Digital transformation does not have a playbook. Unfortunately, it is not a one-size-fits-all solution. You must understand how your organizations operates, know each process in-depth, understand every interface and touchpoint with your customers, and then apply the power of digital to make each process and experience seamless.

If this must be attained, it is not possible by bringing in a set of experts from outside. While they will present the necessary knowledge and updates on digital transformation, the knowledge resident inside the organization across departments is vital to ensure a successful digital transformation initiative.

The people in the organization, especially the ones who have been working for many years, are critical repositories of information about every process, and every interface. Their contribution is an imperative for the success of digital transformation efforts.

  1. Does your customer experience have the “customer” in it?

Many organizations tend to assume traits, preferences, behaviour patterns etc. about their customers and design digital interfaces and touchpoints accordingly. The organization needs to be very fortunate to get these assumptions right.

Ideally, involving the customer and demographic insights and using it to create an immersive customer experience is important. If customer experience is one of the key objectives of your digital transformation strategy, then it is great to interview customers and collate as much insight as possible before designing a consistent omni-channel experience for your customers.

  1. Digital Transformation – A threat or an opportunity?

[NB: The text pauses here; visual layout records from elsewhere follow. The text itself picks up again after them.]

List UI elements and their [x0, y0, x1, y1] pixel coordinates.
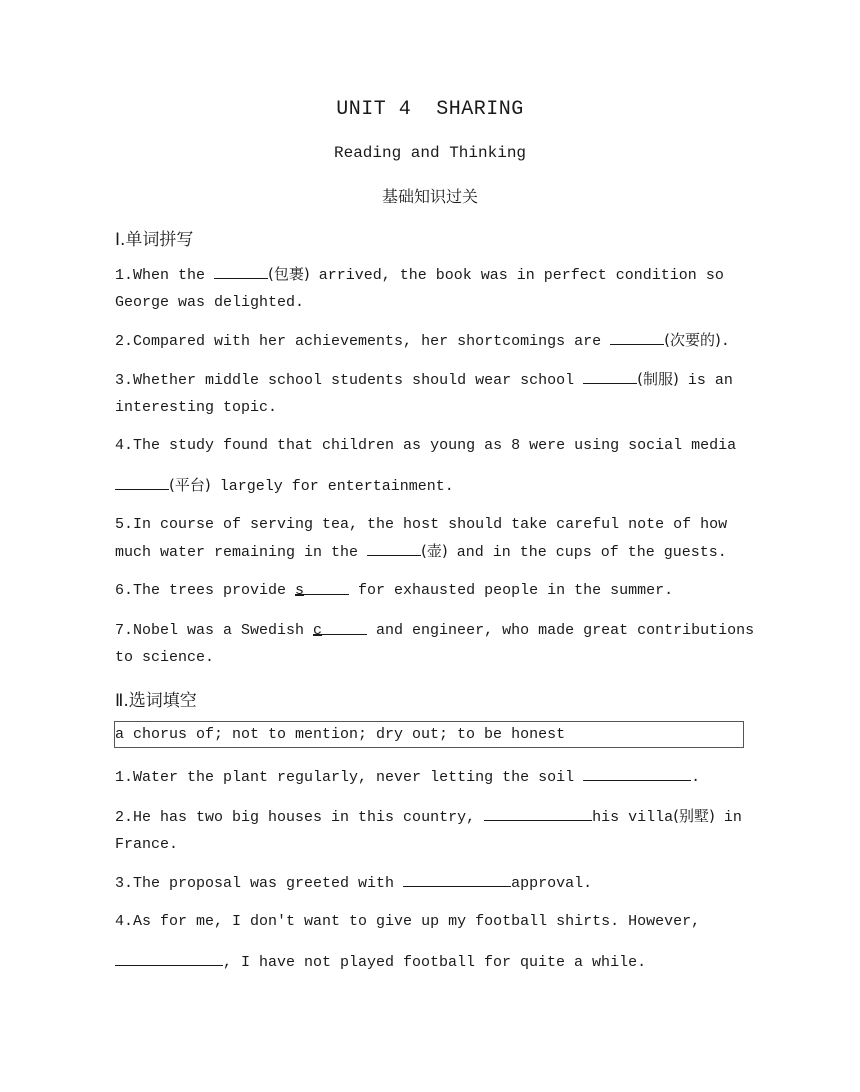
question-7: 7.Nobel was a Swedish c and engineer, who made great contributions to science. [115, 617, 755, 671]
fill-question-4: 4.As for me, I don't want to give up my football shirts. However, [115, 913, 701, 930]
question-5: 5.In course of serving tea, the host should take careful note of how much water remaining in the (壶) and in the cups of the guests. [115, 516, 737, 561]
fill-question-3: 3.The proposal was greeted with approval. [115, 869, 755, 897]
lesson-subtitle: Reading and Thinking [333, 144, 527, 162]
fill-question-4-cont: , I have not played football for quite a while. [115, 948, 755, 976]
question-4: 4.The study found that children as young as 8 were using social media [115, 437, 737, 454]
answer-blank[interactable] [214, 261, 268, 279]
fill-question-1: 1.Water the plant regularly, never letting the soil . [115, 763, 755, 791]
question-3: 3.Whether middle school students should wear school (制服) is an interesting topic. [115, 366, 755, 421]
answer-blank[interactable] [583, 763, 691, 781]
part1-heading: Ⅰ.单词拼写 [115, 230, 194, 250]
answer-blank[interactable] [367, 538, 421, 556]
question-6: 6.The trees provide s for exhausted people in the summer. [115, 577, 755, 604]
section-label: 基础知识过关 [381, 187, 478, 206]
answer-blank[interactable] [295, 577, 349, 599]
answer-blank[interactable] [484, 803, 592, 821]
answer-blank[interactable] [313, 617, 367, 639]
answer-blank[interactable] [115, 948, 223, 966]
word-bank-box: a chorus of; not to mention; dry out; to be honest [114, 721, 744, 748]
answer-blank[interactable] [403, 869, 511, 887]
question-1: 1.When the (包裹) arrived, the book was in perfect condition so George was delighted. [115, 261, 755, 316]
part2-heading: Ⅱ.选词填空 [115, 691, 197, 711]
answer-blank[interactable] [610, 327, 664, 345]
question-4-cont: (平台) largely for entertainment. [115, 472, 755, 500]
unit-title: UNIT 4 SHARING [336, 98, 524, 121]
question-2: 2.Compared with her achievements, her shortcomings are (次要的). [115, 327, 755, 355]
fill-question-2: 2.He has two big houses in this country, his villa(别墅) in France. [115, 803, 755, 858]
answer-blank[interactable] [583, 366, 637, 384]
answer-blank[interactable] [115, 472, 169, 490]
initial-letter: c [313, 622, 323, 639]
initial-letter: s [295, 582, 305, 599]
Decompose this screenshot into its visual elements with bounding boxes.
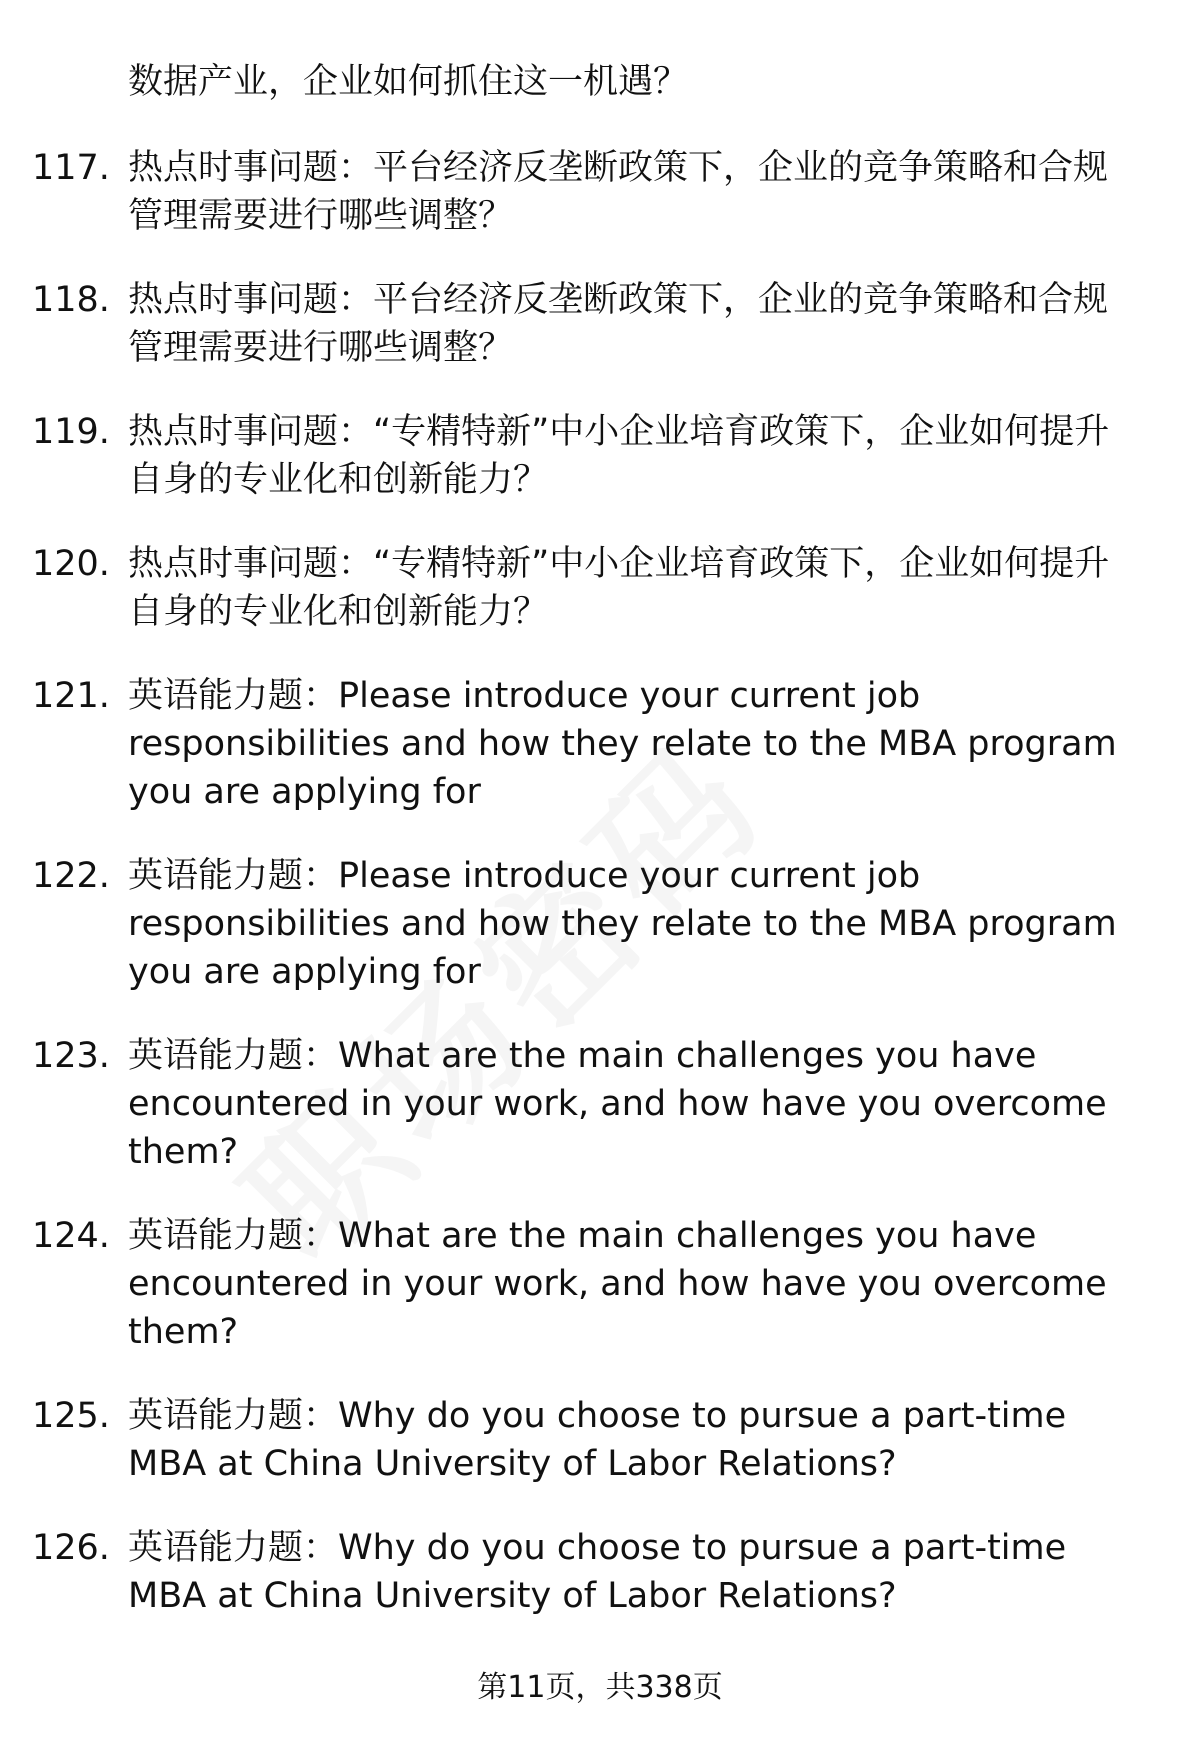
item-number: 123. [32, 1036, 110, 1076]
item-number: 125. [32, 1396, 110, 1436]
page-footer: 第11页，共338页 [477, 1670, 723, 1705]
item-text: 英语能力题：Why do you choose to pursue a part-time MBA at China University of Labor Relations? [128, 1396, 1067, 1484]
list-item [32, 1212, 1142, 1356]
list-item [32, 1392, 1142, 1488]
item-text: 热点时事问题：平台经济反垄断政策下，企业的竞争策略和合规管理需要进行哪些调整？ [128, 148, 1109, 236]
item-number: 118. [32, 280, 110, 320]
question-list [32, 58, 1142, 1656]
item-number: 122. [32, 856, 110, 896]
list-item [32, 1524, 1142, 1620]
item-number: 117. [32, 148, 110, 188]
list-item [32, 540, 1142, 636]
item-text: 英语能力题：Please introduce your current job responsibilities and how they relate to the MBA program you are applying for [128, 856, 1117, 992]
item-text: 英语能力题：Please introduce your current job responsibilities and how they relate to the MBA program you are applying for [128, 676, 1117, 812]
item-text: 热点时事问题：“专精特新”中小企业培育政策下，企业如何提升自身的专业化和创新能力？ [128, 544, 1110, 632]
item-number: 119. [32, 412, 110, 452]
item-text: 英语能力题：What are the main challenges you have encountered in your work, and how have you overcome them? [128, 1216, 1107, 1352]
list-item [32, 672, 1142, 816]
list-item [32, 852, 1142, 996]
list-item [32, 276, 1142, 372]
item-number: 126. [32, 1528, 110, 1568]
continuation-text: 数据产业，企业如何抓住这一机遇？ [128, 62, 689, 102]
list-item [32, 1032, 1142, 1176]
list-item [32, 144, 1142, 240]
item-text: 热点时事问题：平台经济反垄断政策下，企业的竞争策略和合规管理需要进行哪些调整？ [128, 280, 1109, 368]
item-text: 英语能力题：What are the main challenges you have encountered in your work, and how have you overcome them? [128, 1036, 1107, 1172]
list-item [32, 408, 1142, 504]
item-text: 热点时事问题：“专精特新”中小企业培育政策下，企业如何提升自身的专业化和创新能力？ [128, 412, 1110, 500]
item-number: 124. [32, 1216, 110, 1256]
item-number: 121. [32, 676, 110, 716]
item-text: 英语能力题：Why do you choose to pursue a part-time MBA at China University of Labor Relations? [128, 1528, 1067, 1616]
item-number: 120. [32, 544, 110, 584]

Will digital transformation take away my job or make my function redundant? One of the key reasons for inertia with respect to accepting the change brought about by digital is the fear of becoming redundant or obsolete. The fear is valid.

The organization must address these fears from the strategic level. It must communicate the fact that digital transformation might enable the employees to upskill, free themselves of mundane tasks, and contribute more towards strategic objectives. The backing of every employee of the organization is vital to ensure success of digital transformation initiatives.

  1. “Fail Fast” Culture

No matter how large or old your organization is, digital transformation is an imperative. The need for agile processes and faster “go-to-market” cannot be overemphasized. In the digital age, speed is of essence and multiple hypothesis must be tested before arriving at the one that resonates with relevant stakeholders. Further, with cloud and as-a-service models, organizations can experiment with a few digital tools before arriving at the best fit. Hence, creating a culture of experimentation and allowing the liberty to fail and learn is critical for the success of a digital transformation story.

If the failures are affordable and enables the organization to learn, it will add to the robustness of the digital transformation strategy and create a very nimble organization. The benefits of such a culture is clearly visible in many organizations across the globe that have not only reinvented themselves but have also significantly bolstered their top line and bottom line.

Digital Transformation is different for every organization. It is not only about the technology behind it. It is also about a change in mind-set, culture, thought process etc. It is like a revolution within the organization for a better future. If you do not give it a meaning, purpose, and definition, it will not yield the desired results. Hence, start by defining the digital charter and get the organization to rally around it to enhance probability of success of your digital transformation efforts.